Sticking with Kolar for a moment, he looms as potentially one of the most well-rounded and seasoned prospects in the entire class have recorded 106 catches for 1,425 yards and 17 touchdowns over three seasons with Iowa State. He enters his senior year as a key figure for his Draft-bound quarterback Brock Purdy.
It was a tough ask not mentioning more than two quarterbacks among the 10 names discussed above. Purdy included. Liberty play-caller Malik Willis is your expected small-school riser as one of the most gifted dual-threat options in the class having completed 64.2 percent of his passes for 2,250 yards, 20 touchdowns and six interceptions in 2020 as well as rushing for 944 yards and 14 scores.

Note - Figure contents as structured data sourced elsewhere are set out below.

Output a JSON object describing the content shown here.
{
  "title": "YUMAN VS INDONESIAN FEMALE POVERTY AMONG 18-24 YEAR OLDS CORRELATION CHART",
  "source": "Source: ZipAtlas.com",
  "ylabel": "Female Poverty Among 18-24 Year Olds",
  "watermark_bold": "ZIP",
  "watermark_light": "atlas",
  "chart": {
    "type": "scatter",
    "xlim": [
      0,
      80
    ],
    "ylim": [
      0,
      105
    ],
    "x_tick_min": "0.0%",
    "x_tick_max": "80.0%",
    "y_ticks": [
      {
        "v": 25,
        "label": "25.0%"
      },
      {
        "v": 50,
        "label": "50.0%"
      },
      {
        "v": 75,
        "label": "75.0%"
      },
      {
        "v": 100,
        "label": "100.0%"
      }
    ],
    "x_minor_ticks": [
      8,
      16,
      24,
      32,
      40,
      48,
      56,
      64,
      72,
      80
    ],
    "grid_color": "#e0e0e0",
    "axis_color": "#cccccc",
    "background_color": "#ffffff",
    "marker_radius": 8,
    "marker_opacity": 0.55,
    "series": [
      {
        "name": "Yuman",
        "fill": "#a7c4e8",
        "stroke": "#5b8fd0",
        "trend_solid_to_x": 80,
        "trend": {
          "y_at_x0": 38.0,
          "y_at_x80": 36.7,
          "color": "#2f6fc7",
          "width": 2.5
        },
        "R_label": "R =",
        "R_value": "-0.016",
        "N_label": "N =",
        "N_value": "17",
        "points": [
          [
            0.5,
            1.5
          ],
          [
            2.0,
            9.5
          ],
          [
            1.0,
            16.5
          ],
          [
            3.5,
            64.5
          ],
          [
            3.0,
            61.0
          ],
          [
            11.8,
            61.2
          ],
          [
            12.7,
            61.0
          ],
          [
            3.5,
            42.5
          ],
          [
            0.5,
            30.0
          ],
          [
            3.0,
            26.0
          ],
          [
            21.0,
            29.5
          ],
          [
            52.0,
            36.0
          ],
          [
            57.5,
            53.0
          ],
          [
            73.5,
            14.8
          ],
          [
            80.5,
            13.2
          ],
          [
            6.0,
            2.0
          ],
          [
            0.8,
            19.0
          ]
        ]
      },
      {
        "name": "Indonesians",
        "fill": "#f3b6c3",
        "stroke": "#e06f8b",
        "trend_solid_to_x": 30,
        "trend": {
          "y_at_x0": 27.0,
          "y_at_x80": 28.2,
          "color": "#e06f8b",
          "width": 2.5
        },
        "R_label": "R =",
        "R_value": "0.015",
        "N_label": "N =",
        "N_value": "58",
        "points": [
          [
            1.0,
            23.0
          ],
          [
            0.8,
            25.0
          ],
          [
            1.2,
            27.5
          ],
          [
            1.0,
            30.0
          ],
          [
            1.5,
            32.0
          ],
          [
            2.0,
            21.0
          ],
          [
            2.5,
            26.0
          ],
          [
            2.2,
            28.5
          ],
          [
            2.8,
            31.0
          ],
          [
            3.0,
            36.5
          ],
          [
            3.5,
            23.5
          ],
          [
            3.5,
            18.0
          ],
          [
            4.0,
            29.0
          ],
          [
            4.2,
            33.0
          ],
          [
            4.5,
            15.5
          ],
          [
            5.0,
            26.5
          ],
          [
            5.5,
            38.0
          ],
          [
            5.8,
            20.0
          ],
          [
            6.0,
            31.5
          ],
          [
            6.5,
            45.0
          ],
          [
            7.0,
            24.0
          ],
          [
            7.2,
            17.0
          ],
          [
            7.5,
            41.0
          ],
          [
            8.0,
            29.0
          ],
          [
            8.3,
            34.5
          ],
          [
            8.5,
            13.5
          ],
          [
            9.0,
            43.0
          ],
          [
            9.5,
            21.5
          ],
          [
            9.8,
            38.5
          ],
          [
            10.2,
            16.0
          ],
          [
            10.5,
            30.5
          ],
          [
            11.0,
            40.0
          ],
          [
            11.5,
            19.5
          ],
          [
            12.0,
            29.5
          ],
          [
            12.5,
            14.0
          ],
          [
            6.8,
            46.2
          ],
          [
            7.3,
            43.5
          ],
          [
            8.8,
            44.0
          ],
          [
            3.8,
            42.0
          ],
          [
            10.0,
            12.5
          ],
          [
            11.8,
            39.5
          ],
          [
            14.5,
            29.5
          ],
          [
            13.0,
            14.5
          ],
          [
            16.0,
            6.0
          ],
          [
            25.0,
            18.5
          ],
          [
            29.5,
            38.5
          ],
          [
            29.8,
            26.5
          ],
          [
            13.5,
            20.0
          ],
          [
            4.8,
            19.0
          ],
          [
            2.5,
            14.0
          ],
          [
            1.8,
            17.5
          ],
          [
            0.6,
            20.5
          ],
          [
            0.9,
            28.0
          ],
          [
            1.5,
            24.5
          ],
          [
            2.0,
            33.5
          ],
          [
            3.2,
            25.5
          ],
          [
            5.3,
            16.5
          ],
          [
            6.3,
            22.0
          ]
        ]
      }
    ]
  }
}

Ole Miss’ Matt Corral managed a nation-best 3,843 yards of total offense last season as he threw for 29 touchdowns to 13 interceptions alongside 506 yards on the ground, while Cincinnati’s Desmond Ridder, USC’s Kedon Slovis, Georgia’s J.T. Daniels and Nevada’s Carson Strong are all names to keep an eye on under center.
Joining Ohio State’s Olave and Garrett Wilson among the primary receiver candidates are Arkansas’ Treylon Burks, Alabama’s John Metchie III, USC’s Drake London, Clemson’s Justyn Ross, Georgia’s George Pickens, Oklahoma’s Marvin Mims and South Alabama’s Jalen Tolbert.
Outside linebacker Nik Bonitto is a rising star for Oklahoma, Christian Harris projects as a standout on the Alabama defense and Purdue defensive end George Karlaftis has been garnering first-round chatter.
Texas A&M’s blossoming class meanwhile includes guard Kenyon Green, who accompanies Iowa center Tyler Linderbaum in the upper tier of offensive lineman prospects alongside Neal.